I don’t know what’s up with 2012. Really, it’s been a FUCKED UP year. In ORDER, I bring you the shit that hit from left and right:
January – Jack is diagnosed with Leukemia. Holy shit! There are just no words for this horror.
February – My mom has polyps removed from her colon. One is a rare form of muscle cancer, and another is pre-cancerous. Apparently my family has a history of colorectal cancer? Uhhhh…is this my life? (Thankfully, she doesn’t need chemo. Small blessings!)
I go skiing (trying for some stress relief), fall, and get a concussion and hurt my shoulder…
Our dog goes to the vet 3 times in 6 weeks due to weight loss, giardia, and worms. Holy vet bills, Batman!
March – We put in an offer on a house. While in escrow, we find out the house has black mold and is uninhabitable!
My brother really loses it and posts on Jack’s CaringBridge site the following awfulness: “You’re really shitty parents and don’t know how to take care of kids so they get sick and get cancer and your treatment sucks.” I cut ties with him when he stalks my Facebook and my friend’s blog…

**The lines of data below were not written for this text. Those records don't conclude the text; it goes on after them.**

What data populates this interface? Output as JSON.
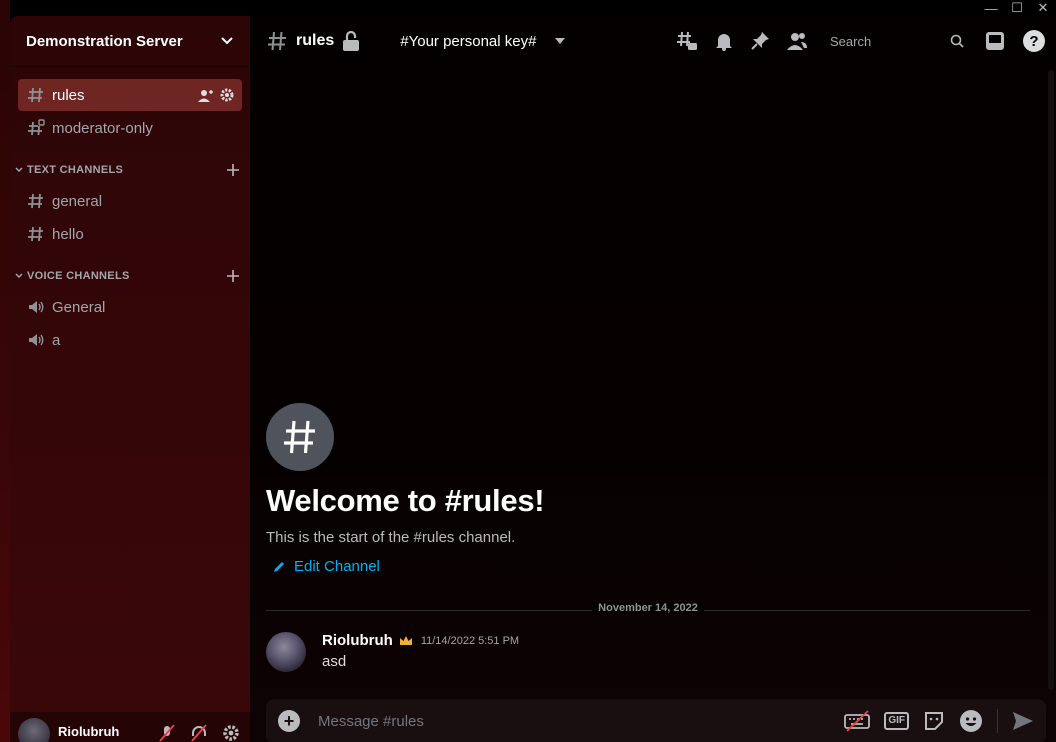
{
  "window": {
    "minimize": "—",
    "maximize": "☐",
    "close": "✕"
  },
  "server": {
    "name": "Demonstration Server"
  },
  "sidebar": {
    "top_channels": [
      {
        "label": "rules",
        "active": true
      },
      {
        "label": "moderator-only",
        "active": false
      }
    ],
    "categories": [
      {
        "title": "TEXT CHANNELS",
        "channels": [
          "general",
          "hello"
        ]
      },
      {
        "title": "VOICE CHANNELS",
        "channels": [
          "General",
          "a"
        ]
      }
    ]
  },
  "user": {
    "name": "Riolubruh"
  },
  "header": {
    "channel": "rules",
    "key_label": "#Your personal key#",
    "search_placeholder": "Search"
  },
  "welcome": {
    "title": "Welcome to #rules!",
    "subtitle": "This is the start of the #rules channel.",
    "edit_label": "Edit Channel"
  },
  "divider": {
    "date": "November 14, 2022"
  },
  "message": {
    "author": "Riolubruh",
    "timestamp": "11/14/2022 5:51 PM",
    "text": "asd"
  },
  "composer": {
    "placeholder": "Message #rules",
    "gif_label": "GIF"
  },
  "colors": {
    "accent": "#00b0f4",
    "crown": "#f0b232",
    "active_channel": "#8a3a34"
  }
}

May – We put in another offer on a house (the 6th one…) and it’s accepted. Then the appraisal comes back too low, which means the bank won’t finance it! We fight the appraisal and the bank revises it. We get a slightly cheaper house, but it takes more money out of our pocket. But we need that house, need to be done looking and need to be closer to Jack’s hospital, so we go for it.
June – One of our cars goes kaput. Since we have no money to fix it thanks to putting all our cash toward the house – not that the car is worth the cost to fix it – we do the only thing we can do and finance a new car with $0 down. Oof, that hurts. We had NOT planned on having two car payments.
Around Jack’s birthday in July, when we had to do a family-only event due to his lack of a sufficient immune system, I stopped keeping track of time. So I don’t honestly remember when it was that we paid over $800 in parking tickets, a $400+ “didn’t stop long enough at a red light before turning” ticket, a friend of mine was diagnosed with breast cancer…
Then there were more problems with my brother, my mom continued to have health problems (she is now only 10 lbs heavier than me – and still 6″ taller!) and there is still no explanation, and one of my Bandmates passed away unexpectedly just a few days ago.
I don’t even KNOW what to say about the various natural disasters and acts of violence that accentuate the year.
There is a certain amount of stress a person can take before the littlest things send them tipping. My tolerance has been tested this year and I feel beaten down. I don’t feel in control of much of anything these days. For months I’ve just wished for relief while I keep on working, paying bills, administering pills and medical care, and attempting to get enough sleep (which is a losing battle). I’ve gone on strike when it comes to making decisions – I’ve passed that duty onto David. It feels like I’m leaning on everyone around me and trying not to feel overwhelmed by the debt of gratitude that keeps building.
On Christmas day I found myself wishing to just have a quiet house with nothing to rock the boat. Social events take so much out of me now and it takes so long to recover. Not to mention that these events make it that much more difficult to keep Jack on an even keel.
In response, I’m turning into a hermit.
I’m hoping that 2013 is about healing. I hope that I can find in myself the ability to care about the little things again instead of worrying about the next big problem lurking around the corner. I would like a break from tragedy before I numb myself completely to avoid more heartache.
Please, Universe, let 2013 be better.